Consider you have some nonlinear function
\begin{align} y_i&=\epsilon_i f(\beta,x_i) \end{align}
where $\epsilon_i$ is log-normally distributed with mean 1, and \begin{equation} f(x,\beta)=\frac{\beta_1x}{1+\beta_2x} \end{equation}
One way to estimate $\beta_1$ and $\beta_2$ is to do nonlinear regression on the log transformed data using the following model
\begin{align} \log(y_i)&=\log(f(\beta,x_i)) + e_i \end{align}
where $e_i$ is now normally distributed (with a mean slightly below zero). However, given this saturating $f$ the log transformation squashes data close to the asymptote $\beta_1 / \beta_2$, which based on me playing around with simulated data can lead to poor fits, where the data closer to the origin seems to be counting too much towards the fit.
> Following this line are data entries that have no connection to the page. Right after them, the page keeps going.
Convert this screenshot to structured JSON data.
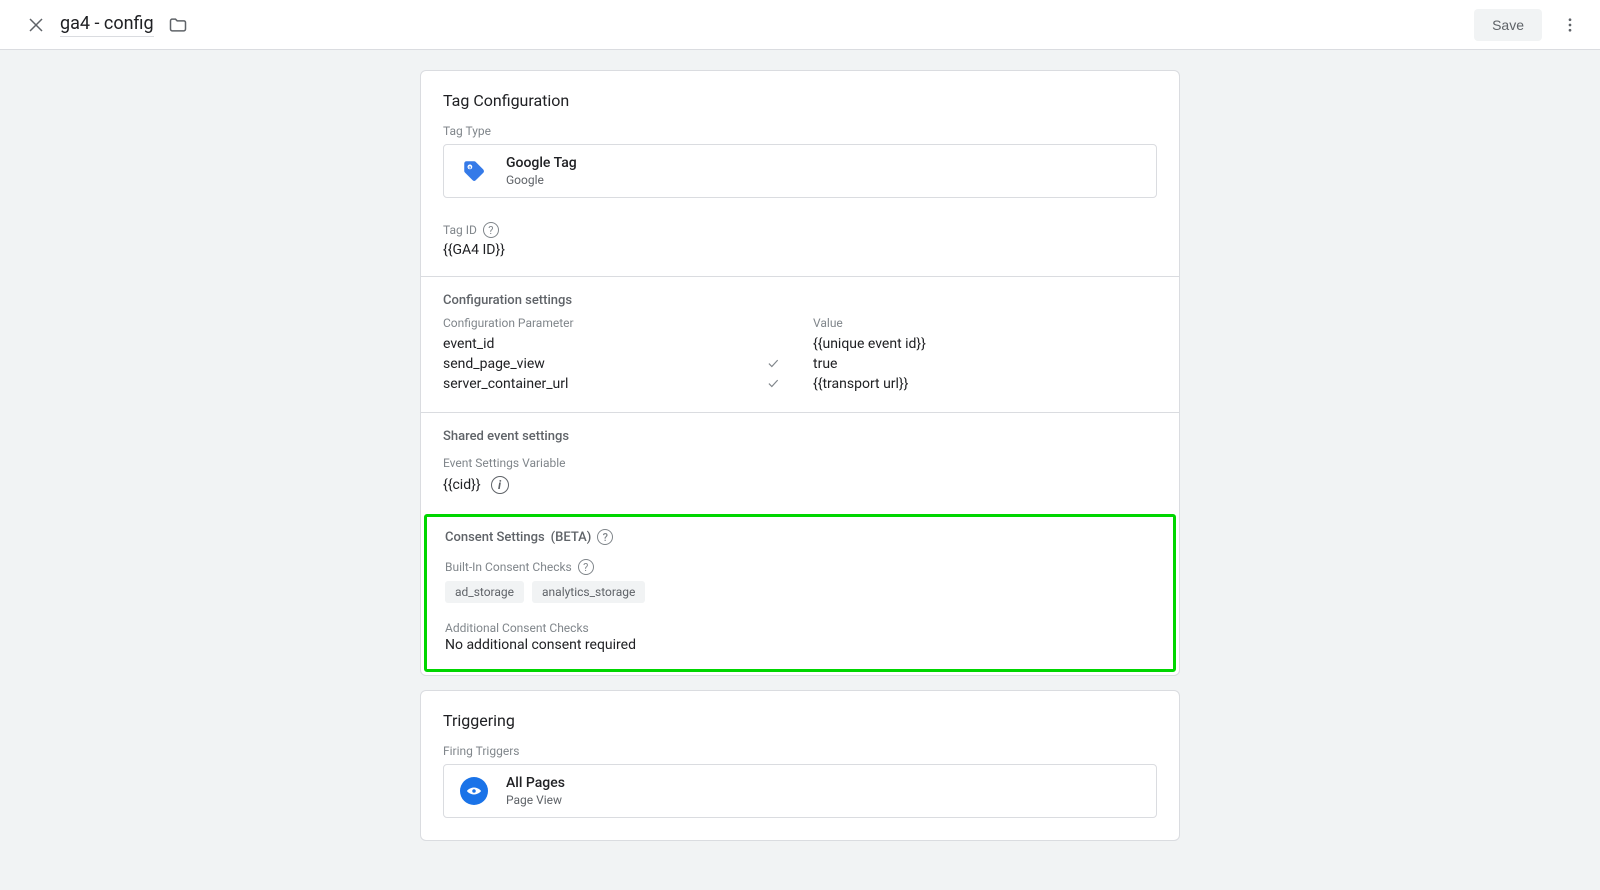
{
  "header": {
    "title": "ga4 - config",
    "save_label": "Save"
  },
  "tag_config": {
    "card_title": "Tag Configuration",
    "tag_type_label": "Tag Type",
    "tag_type": {
      "title": "Google Tag",
      "subtitle": "Google"
    },
    "tag_id": {
      "label": "Tag ID",
      "value": "{{GA4 ID}}"
    },
    "config_settings": {
      "heading": "Configuration settings",
      "headers": {
        "param": "Configuration Parameter",
        "value": "Value"
      },
      "rows": [
        {
          "param": "event_id",
          "check": false,
          "value": "{{unique event id}}"
        },
        {
          "param": "send_page_view",
          "check": true,
          "value": "true"
        },
        {
          "param": "server_container_url",
          "check": true,
          "value": "{{transport url}}"
        }
      ]
    },
    "shared_event": {
      "heading": "Shared event settings",
      "label": "Event Settings Variable",
      "value": "{{cid}}"
    },
    "consent": {
      "heading": "Consent Settings",
      "beta": "(BETA)",
      "builtin_label": "Built-In Consent Checks",
      "chips": [
        "ad_storage",
        "analytics_storage"
      ],
      "additional_label": "Additional Consent Checks",
      "additional_text": "No additional consent required"
    }
  },
  "triggering": {
    "card_title": "Triggering",
    "firing_label": "Firing Triggers",
    "trigger": {
      "title": "All Pages",
      "subtitle": "Page View"
    }
  }
}
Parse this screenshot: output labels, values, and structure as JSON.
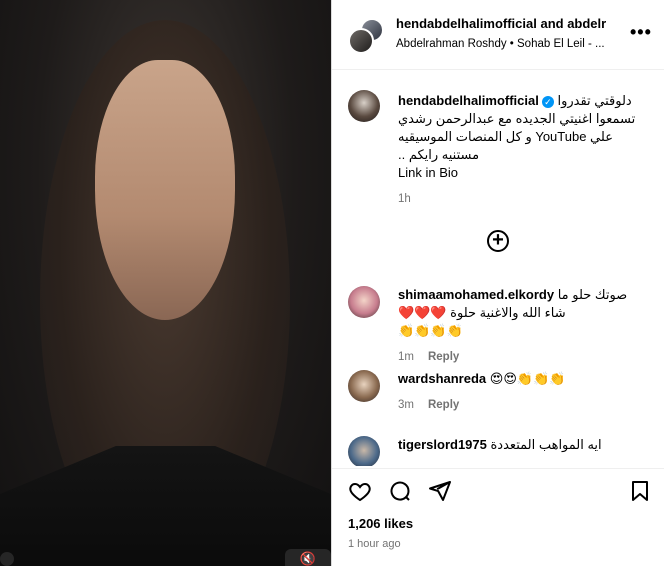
{
  "post": {
    "header": {
      "title": "hendabdelhalimofficial and abdelr",
      "subtitle": "Abdelrahman Roshdy • Sohab El Leil - ...",
      "more_icon": "more-horizontal-icon"
    },
    "caption": {
      "username": "hendabdelhalimofficial",
      "line1": "دلوقتي تقدروا",
      "line2": "تسمعوا اغنيتي الجديده مع عبدالرحمن رشدي",
      "line3": "علي YouTube و كل المنصات الموسيقيه",
      "line4": "مستنيه رايكم ..",
      "line5": "Link in Bio",
      "time": "1h"
    },
    "load_more_icon": "plus-circle-icon",
    "comments": [
      {
        "username": "shimaamohamed.elkordy",
        "text1": "صوتك حلو ما",
        "text2": "شاء الله والاغنية حلوة ❤️❤️❤️",
        "text3": "👏👏👏👏",
        "time": "1m",
        "reply": "Reply"
      },
      {
        "username": "wardshanreda",
        "text1": "😍😍👏👏👏",
        "time": "3m",
        "reply": "Reply"
      },
      {
        "username": "tigerslord1975",
        "text1": "ايه المواهب المتعددة",
        "time": "",
        "reply": ""
      }
    ],
    "likes": "1,206 likes",
    "posted": "1 hour ago",
    "icons": {
      "like": "heart-icon",
      "comment": "comment-icon",
      "share": "send-icon",
      "save": "bookmark-icon",
      "mute": "speaker-muted-icon"
    }
  }
}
Based on this question there seems to be a trade-off between positively skewed data and the ill-effects of the transformation. My question is just how positively skewed does the error have to be for the benefits of taking log transform to outweigh the drawbacks if the error is log-normal? What other methods exist when the transformation is leading to fits you can tell are poor just by eyeballing the data? Is it best just to do a minimizing SSE calculation on the initial model simply ignoring that your data is positively skewed?